El Plan Estratégico de Infraestructuras y Transportes alejará a España aún más de Kioto

Madrid, 18 mar (Energías Renovables).-El objetivo del Gobierno de estabilizar las emisiones del transporte en el período 2005-2007 y disminuirlas en 2012 se estrella de bruces con otro plan del Gobierno, el Plan Estratégico de Infraestructuras y Transportes (PEIT). Medio Ambiente y Fomento parecen velar por intereses contrapuestos, mientras Comisiones Obreras y los ecologistas muestran su rechazo.

Los críticos con el PEIT, cuyas actuaciones llegan hasta 2020, han tenido que buscar poco para encontrar argumentos que justifiquen su postura. "El propio Informe de Sostenibilidad Ambiental elaborado por el Ministerio de Fomento sobre el PEIT reconoce que va a alejarnos más de Kioto", señala Carlos Martínez Camarero, del Departamento de Medio Ambiente de CC.OO.

La sola mención del presupuesto del PEIT, 241.392 millones de euros, es suficiente para entender que "su influencia sobre el medio ambiente y el territorio será enorme", dicen las organizaciones ecologistas que han firmado el rechazo: Amigos de la Tierra, Ecologistas en Acción, Greenpeace, SEO/BirdLife y WWF/Adena.

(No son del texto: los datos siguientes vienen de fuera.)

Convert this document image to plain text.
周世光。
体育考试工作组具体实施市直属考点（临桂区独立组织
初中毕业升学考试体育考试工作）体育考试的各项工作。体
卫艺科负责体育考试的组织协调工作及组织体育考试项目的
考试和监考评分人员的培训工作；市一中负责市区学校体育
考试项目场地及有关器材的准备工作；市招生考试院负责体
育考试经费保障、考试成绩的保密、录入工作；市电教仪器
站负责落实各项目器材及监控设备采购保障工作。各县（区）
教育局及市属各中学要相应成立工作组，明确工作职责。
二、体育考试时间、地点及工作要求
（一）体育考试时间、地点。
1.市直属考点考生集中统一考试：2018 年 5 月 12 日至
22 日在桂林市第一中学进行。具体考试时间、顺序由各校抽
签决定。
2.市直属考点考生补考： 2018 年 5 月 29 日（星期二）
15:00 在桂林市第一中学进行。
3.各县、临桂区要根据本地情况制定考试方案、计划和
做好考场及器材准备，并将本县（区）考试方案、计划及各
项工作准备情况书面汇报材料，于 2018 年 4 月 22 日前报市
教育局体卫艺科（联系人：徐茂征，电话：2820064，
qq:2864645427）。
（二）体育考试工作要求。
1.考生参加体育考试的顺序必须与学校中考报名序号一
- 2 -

Entre las actuaciones propuestas en carreteras el PEIT quiere completar la red de alta capacidad, corrigiendo la radialidad y buscando un sistema de malla. La red estatal de carreteras cuenta en la actualidad con 25.000 kms, de los cuales 7.000 son autovías y 2.000 autopistas de peaje. A lo que habría que sumar 2.200 kms más de autovías autonómicas.

Accesibilidad de los ciudadanos

La idea es construir 5.600 kms nuevos de alta capacidad y llegar a unir todas las capitales de provincia por autovía. En última instancia se pretende que el 94% de la población esté a menos de 30 kms de un eje de alta capacidad. “Estamos de acuerdo en propiciar la accesibilidad de los ciudadanos pero eso no se hace sólo con autovías, es preciso invertir más dinero en movilidad sostenible, intermodalidad y transporte colectivo en las áreas urbanas”, explica Martínez Camarero.

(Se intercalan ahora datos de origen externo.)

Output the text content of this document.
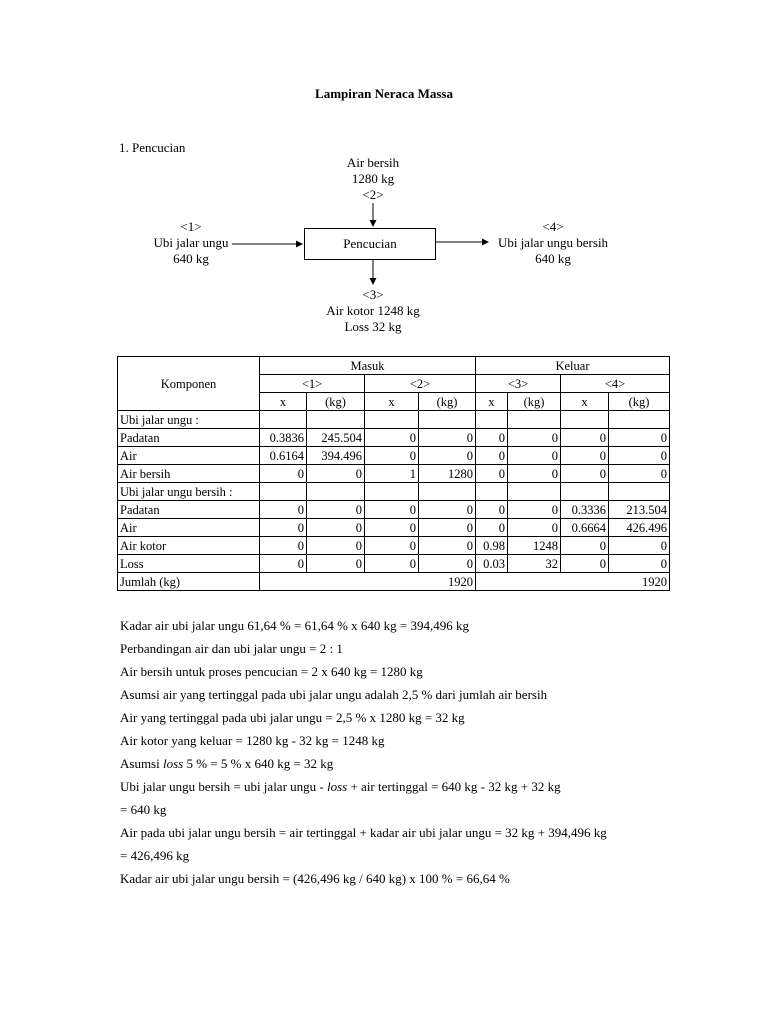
Lampiran Neraca Massa
1. Pencucian
Air bersih
1280 kg
<2>
<1>
Ubi jalar ungu
640 kg
Pencucian
<4>
Ubi jalar ungu bersih
640 kg
<3>
Air kotor 1248 kg
Loss 32 kg
Komponen	Masuk				Keluar			
	<1>		<2>		<3>		<4>	
	x	(kg)	x	(kg)	x	(kg)	x	(kg)
Ubi jalar ungu :								
Padatan	0.3836	245.504	0	0	0	0	0	0
Air	0.6164	394.496	0	0	0	0	0	0
Air bersih	0	0	1	1280	0	0	0	0
Ubi jalar ungu bersih :								
Padatan	0	0	0	0	0	0	0.3336	213.504
Air	0	0	0	0	0	0	0.6664	426.496
Air kotor	0	0	0	0	0.98	1248	0	0
Loss	0	0	0	0	0.03	32	0	0
Jumlah (kg)	1920				1920			
Kadar air ubi jalar ungu 61,64 % = 61,64 % x 640 kg = 394,496 kg
Perbandingan air dan ubi jalar ungu = 2 : 1
Air bersih untuk proses pencucian = 2 x 640 kg = 1280 kg
Asumsi air yang tertinggal pada ubi jalar ungu adalah 2,5 % dari jumlah air bersih
Air yang tertinggal pada ubi jalar ungu = 2,5 % x 1280 kg = 32 kg
Air kotor yang keluar = 1280 kg - 32 kg = 1248 kg
Asumsi loss 5 % = 5 % x 640 kg = 32 kg
Ubi jalar ungu bersih = ubi jalar ungu - loss + air tertinggal = 640 kg - 32 kg + 32 kg
= 640 kg
Air pada ubi jalar ungu bersih = air tertinggal + kadar air ubi jalar ungu = 32 kg + 394,496 kg
= 426,496 kg
Kadar air ubi jalar ungu bersih = (426,496 kg / 640 kg) x 100 % = 66,64 %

En cuanto a las actuaciones en el ferrocarril, se quiere avanzar hacia lo que se denominan redes de altas prestaciones, donde se alcancen velocidades importantes. En la actualidad hay 13.500 kms de vías ferroviarias. Se quiere actuar sobre 9.000 para adecuarlos a esas altas prestaciones, con la intención final de que el 90% de los ciudadanos se sitúe a menos de 50 kms de una estación de esta red. El papel asignado al tren no despierta las simpatías de todos. Hoy mismo, la Coordinadora Estatal en Defensa del Ferrocarril Público, ha entregado sus alegaciones al PEIT.

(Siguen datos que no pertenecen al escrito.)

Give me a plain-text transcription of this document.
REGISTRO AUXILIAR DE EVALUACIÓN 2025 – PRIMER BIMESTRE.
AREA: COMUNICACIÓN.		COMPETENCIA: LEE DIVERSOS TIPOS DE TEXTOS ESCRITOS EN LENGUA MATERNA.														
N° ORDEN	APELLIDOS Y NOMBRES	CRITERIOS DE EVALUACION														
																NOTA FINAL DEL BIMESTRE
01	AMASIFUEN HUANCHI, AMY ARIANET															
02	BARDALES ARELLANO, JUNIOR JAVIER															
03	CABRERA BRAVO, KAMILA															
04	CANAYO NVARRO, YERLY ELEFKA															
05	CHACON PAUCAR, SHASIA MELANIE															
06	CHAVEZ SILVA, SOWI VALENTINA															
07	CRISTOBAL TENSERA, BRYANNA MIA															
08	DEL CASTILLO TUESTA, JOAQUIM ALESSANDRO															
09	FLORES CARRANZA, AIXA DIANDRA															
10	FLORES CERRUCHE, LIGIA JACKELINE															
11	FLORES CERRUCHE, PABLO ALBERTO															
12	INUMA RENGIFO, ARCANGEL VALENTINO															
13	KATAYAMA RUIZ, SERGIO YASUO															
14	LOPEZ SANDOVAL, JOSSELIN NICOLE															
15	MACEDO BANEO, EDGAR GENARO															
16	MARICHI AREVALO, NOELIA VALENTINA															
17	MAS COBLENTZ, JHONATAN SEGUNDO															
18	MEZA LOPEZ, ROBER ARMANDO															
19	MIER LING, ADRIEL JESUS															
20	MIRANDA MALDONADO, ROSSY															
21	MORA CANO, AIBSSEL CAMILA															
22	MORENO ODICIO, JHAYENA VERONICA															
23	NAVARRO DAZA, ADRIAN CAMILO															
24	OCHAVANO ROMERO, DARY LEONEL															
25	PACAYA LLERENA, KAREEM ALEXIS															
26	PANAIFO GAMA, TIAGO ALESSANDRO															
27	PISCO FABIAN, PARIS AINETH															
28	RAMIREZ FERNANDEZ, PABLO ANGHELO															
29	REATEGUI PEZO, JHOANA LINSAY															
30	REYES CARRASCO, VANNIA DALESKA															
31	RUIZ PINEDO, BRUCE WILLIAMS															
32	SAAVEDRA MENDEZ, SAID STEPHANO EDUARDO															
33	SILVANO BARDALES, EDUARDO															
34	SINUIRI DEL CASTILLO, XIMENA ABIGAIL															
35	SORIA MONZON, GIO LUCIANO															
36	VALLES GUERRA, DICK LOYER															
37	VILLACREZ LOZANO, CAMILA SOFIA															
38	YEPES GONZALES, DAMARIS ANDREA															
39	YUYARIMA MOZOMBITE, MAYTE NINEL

Graves impactos ambientales

Los ecologistas han rechazado lo que consideran “una planificación temporal inasumible: primero construimos, luego lo arreglamos”. De hecho, el PEIT deja para la última fase, 2013-2020, las medidas ambientales para reducir los impactos de todas las obras de transporte puestas en marcha desde 2005. Y consideran que los 5.600 kms de autovías previstos “nos convertirán en el país europeo con más asfalto por habitante”. El propio PEIT reconoce que nuestra dotación de autovías y autopistas es ya de las más altas de Europa: España es el segundo país europeo, sólo superado por Alemania, y el primero en términos relativos con relación al número de kilómetro por vehículos o de kilómetros por habitante.

“El PEIT tendrá un impacto enorme sobre la Red Natura 2000”, dicen las entidades conservacionistas, que han detectado la afección a 327 espacios protegidos de la Red Natura 2000 (ZEPA y LIC). Además del impacto directo que tendrán sobre el hábitat y las especies por las que fueron declarados, fragmentarán el hábitat y supondrán un efecto barrera para la fauna.
Un Plan participativo

Las organizaciones ecologistas también han señalado que, “por primera vez, el proceso de elaboración de un Plan Estratégico como éste ha sido participativo. Desgraciadamente, la solución adoptada, en la que las infraestructuras de alta capacidad y velocidad (autovías y trenes de alta velocidad) acaparan el 45% de las inversiones, dejan poco lugar a otras medidas positivas, como el fomento de la intermodalidad, realización de planes de movilidad sostenible, etc”.